Als Experte im Einsatz

Josef Gruber ist stolz auf „seine“ Jungs. Sie liegen ihm am Herzen, das merkt man. „Mir macht diese Arbeit großen Spaß“, sagt er. Sein Ziel ist es, den Nachwuchs bestmöglich auf die Wettbewerbe vorzubereiten. Dort ist er übrigens auch als Experte im Einsatz, der mit anderen die Aufgabenstellung vorbereitet. Er hat darum immer anspruchsvolle Übungen und gute Tipps für seine Schützlinge parat.
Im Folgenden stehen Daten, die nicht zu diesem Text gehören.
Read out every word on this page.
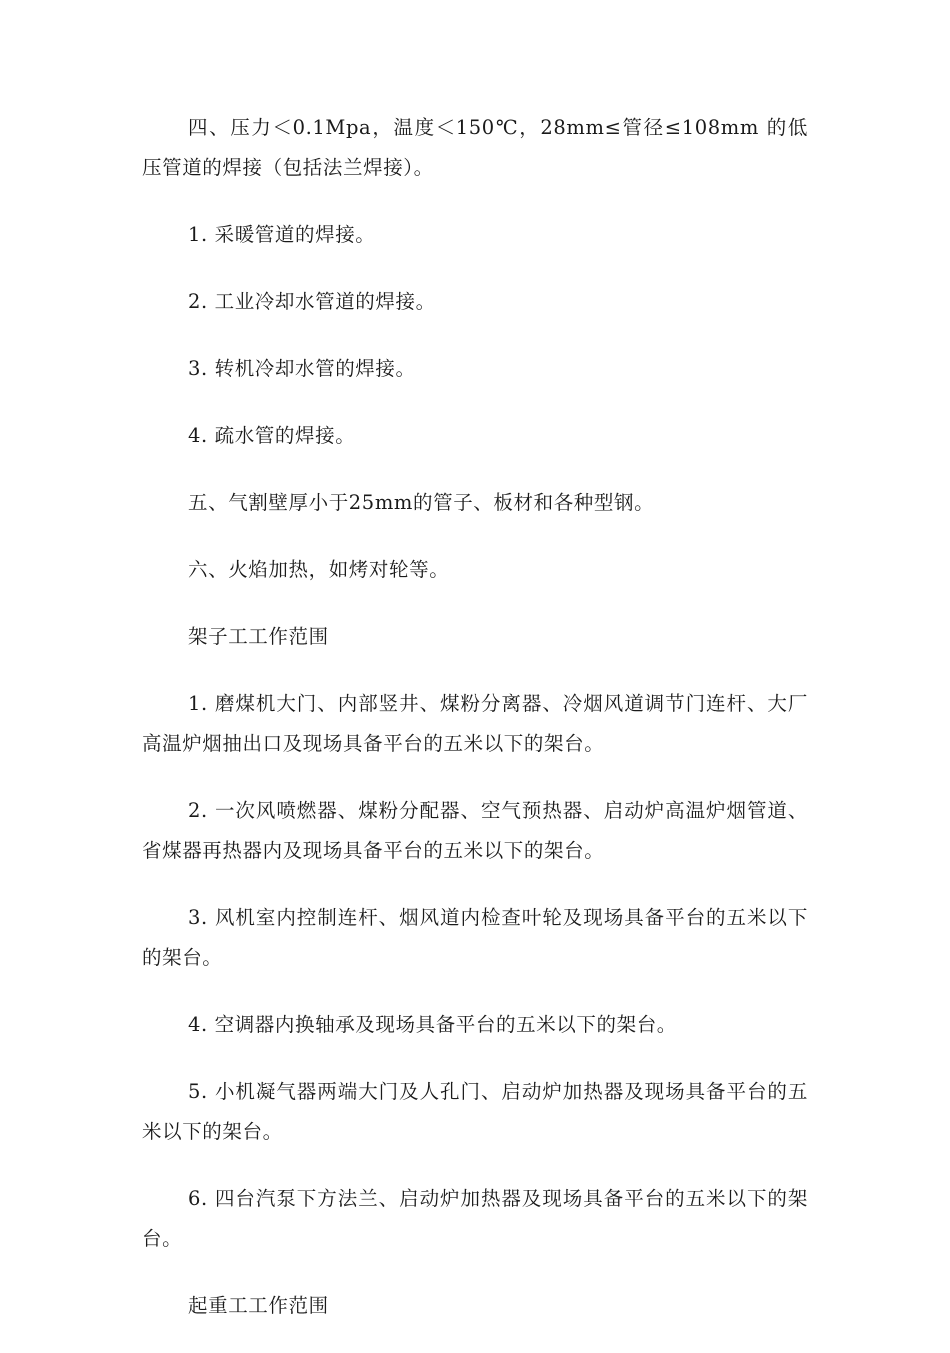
四、压力＜0.1Mpa，温度＜150℃，28mm≤管径≤108mm 的低压管道的焊接（包括法兰焊接）。

1. 采暖管道的焊接。

2. 工业冷却水管道的焊接。

3. 转机冷却水管的焊接。

4. 疏水管的焊接。

五、气割壁厚小于25mm的管子、板材和各种型钢。

六、火焰加热，如烤对轮等。

架子工工作范围

1. 磨煤机大门、内部竖井、煤粉分离器、冷烟风道调节门连杆、大厂高温炉烟抽出口及现场具备平台的五米以下的架台。

2. 一次风喷燃器、煤粉分配器、空气预热器、启动炉高温炉烟管道、省煤器再热器内及现场具备平台的五米以下的架台。

3. 风机室内控制连杆、烟风道内检查叶轮及现场具备平台的五米以下的架台。

4. 空调器内换轴承及现场具备平台的五米以下的架台。

5. 小机凝气器两端大门及人孔门、启动炉加热器及现场具备平台的五米以下的架台。

6. 四台汽泵下方法兰、启动炉加热器及现场具备平台的五米以下的架台。

起重工工作范围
Seit sechs Jahren betreut er zusammen mit Frank Schweizer und Dieter Stempel aus Nordrhein-Westfalen die Nationalmannschaft der Stuckateure. Und was bringt es den jungen Leuten nun, wenn sie Mitglied im Nationalteam sind? „Man entwickelt sich handwerklich unheimlich weiter, die Sachen für den Wettbewerb müssen perfekt sein“, weiß Carlo Schmid, der Alexander Schmidts Stellvertreter für die EuroSkills ist. „Es ist schon toll hier“, findet auch der zweite Mittelfranke im Team, Sebastian Rupp. Denn das Zusammengehörigkeitsgefühl, die intensive Übung und die Chance, einen internationalen Wettbewerb hautnah mitzuerleben, sind ebenfalls viel wert.